ジェスチャーを始めましょう。このプロセスはタッチスクリーンのPCやタブレット向けに設計されていますが、マウスでも同様に機能します。画面上で描いたすべてのジェスチャーの順序と方向を覚えておきましょう。例えば、 画像で左から右に線を引いた場合、システムのロックを解除するときにも左から右に線を引く必要があります。
セキュリティを最大限に高めるには、タップ操作は避け、円と線のみを使用してください。これらのジェスチャーは位置情報と方向情報の両方を組み込んでいるため、推測が困難です。そのため、不正なユーザーはジェスチャーの開始点、終了点、方向を正確に推測する必要があります。このプロセスについて話を聞いたセキュリティ専門家は皆、顔を丸で囲んだり、ランドマークの間に線を引いたりするなど、画像の輪郭に沿って予測可能なジェスチャーの使用には注意するよう警告していました。代わりに、コントラストの強い画像を選び、明るい参照点を作り、独創的で複雑なジェスチャーを組み合わせることで、パスワードの強度をさらに高めることができます。

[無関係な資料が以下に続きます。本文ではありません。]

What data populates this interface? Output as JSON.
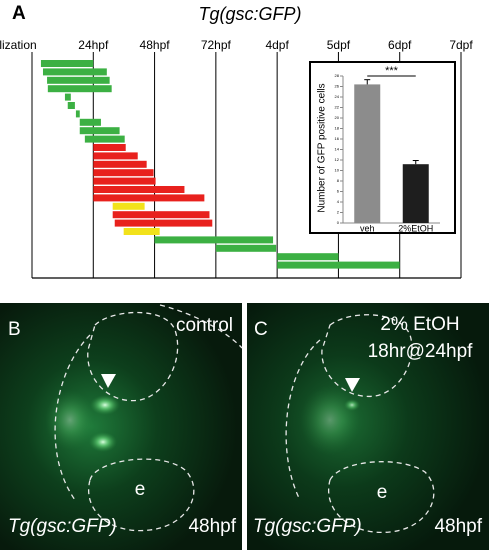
{
  "chart_data": [
    {
      "type": "timeline",
      "panel_label": "A",
      "title": "Tg(gsc:GFP)",
      "xlim": [
        0,
        168
      ],
      "xticks": [
        {
          "value": 0,
          "label": "Fertilization"
        },
        {
          "value": 24,
          "label": "24hpf"
        },
        {
          "value": 48,
          "label": "48hpf"
        },
        {
          "value": 72,
          "label": "72hpf"
        },
        {
          "value": 96,
          "label": "4dpf"
        },
        {
          "value": 120,
          "label": "5dpf"
        },
        {
          "value": 144,
          "label": "6dpf"
        },
        {
          "value": 168,
          "label": "7dpf"
        }
      ],
      "bars": [
        {
          "start": 3.5,
          "end": 24,
          "color": "#3cb043"
        },
        {
          "start": 4.3,
          "end": 29.3,
          "color": "#3cb043"
        },
        {
          "start": 5.9,
          "end": 30.4,
          "color": "#3cb043"
        },
        {
          "start": 6.2,
          "end": 31.2,
          "color": "#3cb043"
        },
        {
          "start": 12.9,
          "end": 15.2,
          "color": "#3cb043"
        },
        {
          "start": 14,
          "end": 16.8,
          "color": "#3cb043"
        },
        {
          "start": 17.2,
          "end": 18.7,
          "color": "#3cb043"
        },
        {
          "start": 18.7,
          "end": 27,
          "color": "#3cb043"
        },
        {
          "start": 18.7,
          "end": 34.3,
          "color": "#3cb043"
        },
        {
          "start": 20.7,
          "end": 36.3,
          "color": "#3cb043"
        },
        {
          "start": 24,
          "end": 36.7,
          "color": "#e8211d"
        },
        {
          "start": 24,
          "end": 41.4,
          "color": "#e8211d"
        },
        {
          "start": 24,
          "end": 44.9,
          "color": "#e8211d"
        },
        {
          "start": 24,
          "end": 47.6,
          "color": "#e8211d"
        },
        {
          "start": 24,
          "end": 48.4,
          "color": "#e8211d"
        },
        {
          "start": 24,
          "end": 59.7,
          "color": "#e8211d"
        },
        {
          "start": 24,
          "end": 67.5,
          "color": "#e8211d"
        },
        {
          "start": 31.6,
          "end": 44.1,
          "color": "#f2e21b"
        },
        {
          "start": 31.6,
          "end": 69.5,
          "color": "#e8211d"
        },
        {
          "start": 32.4,
          "end": 70.6,
          "color": "#e8211d"
        },
        {
          "start": 35.9,
          "end": 50,
          "color": "#f2e21b"
        },
        {
          "start": 48,
          "end": 94.4,
          "color": "#3cb043"
        },
        {
          "start": 72,
          "end": 95.6,
          "color": "#3cb043"
        },
        {
          "start": 96,
          "end": 120,
          "color": "#3cb043"
        },
        {
          "start": 96,
          "end": 144,
          "color": "#3cb043"
        }
      ]
    },
    {
      "type": "bar",
      "y_label": "Number of GFP positive cells",
      "categories": [
        "veh",
        "2%EtOH"
      ],
      "values": [
        26.4,
        11.2
      ],
      "errors": [
        0.9,
        0.7
      ],
      "colors": [
        "#8c8c8c",
        "#1e1e1e"
      ],
      "ylim": [
        0,
        28
      ],
      "yticks": [
        0,
        2,
        4,
        6,
        8,
        10,
        12,
        14,
        16,
        18,
        20,
        22,
        24,
        26,
        28
      ],
      "significance": "***"
    }
  ],
  "panels": [
    {
      "label": "B",
      "condition": "control",
      "region": "e",
      "line": "Tg(gsc:GFP)",
      "stage": "48hpf"
    },
    {
      "label": "C",
      "condition": [
        "2% EtOH",
        "18hr@24hpf"
      ],
      "region": "e",
      "line": "Tg(gsc:GFP)",
      "stage": "48hpf"
    }
  ]
}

新しいパスワードを落書きし終えたら、準備完了です。Windows 8では、システムがロックされたり再起動されたりすると、デフォルトでピクチャパスワードが使用されるため、理想的には画面上でジェスチャーを描くだけでシステムのロックを解除できます。

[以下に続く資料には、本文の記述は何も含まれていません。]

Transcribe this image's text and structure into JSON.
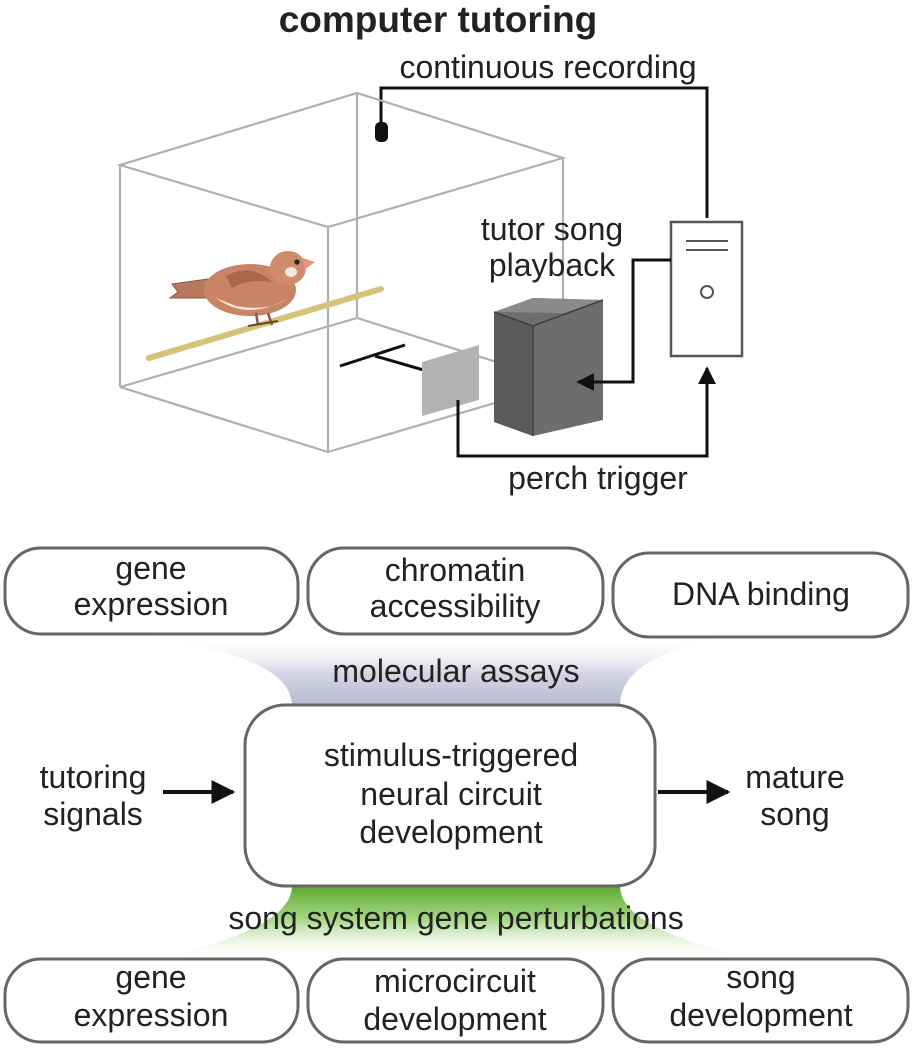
{
  "top": {
    "title": "computer tutoring",
    "continuous_recording": "continuous recording",
    "tutor_song_line1": "tutor song",
    "tutor_song_line2": "playback",
    "perch_trigger": "perch trigger"
  },
  "molecular": {
    "boxes": [
      {
        "line1": "gene",
        "line2": "expression"
      },
      {
        "line1": "chromatin",
        "line2": "accessibility"
      },
      {
        "line1": "DNA binding",
        "line2": ""
      }
    ],
    "label": "molecular assays"
  },
  "center": {
    "line1": "stimulus-triggered",
    "line2": "neural circuit",
    "line3": "development"
  },
  "left_input": {
    "line1": "tutoring",
    "line2": "signals"
  },
  "right_output": {
    "line1": "mature",
    "line2": "song"
  },
  "perturbation": {
    "label": "song system gene perturbations",
    "boxes": [
      {
        "line1": "gene",
        "line2": "expression"
      },
      {
        "line1": "microcircuit",
        "line2": "development"
      },
      {
        "line1": "song",
        "line2": "development"
      }
    ]
  },
  "colors": {
    "molecular_band": "#c8c8dc",
    "perturbation_band": "#6cb83e",
    "speaker": "#6d6d6d",
    "bird_body": "#c98466",
    "perch": "#d4c47a"
  }
}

代わりにプレーンテキストのパスワードを入力したい場合は、ピクチャパスワード画面の左ペインにある対応するボタンをタップしてください。ピクチャパスワードによるログインは、Windows 8のグループポリシーエディターから無効にできることにもご注意ください。多くの企業では、セキュリティ上の理由から、ネットワークに接続されたマシンでのピクチャパスワードの使用を許可していません。そのため、Windows 8デバイスを職場に持ち込む予定がある場合は、この点にご注意ください。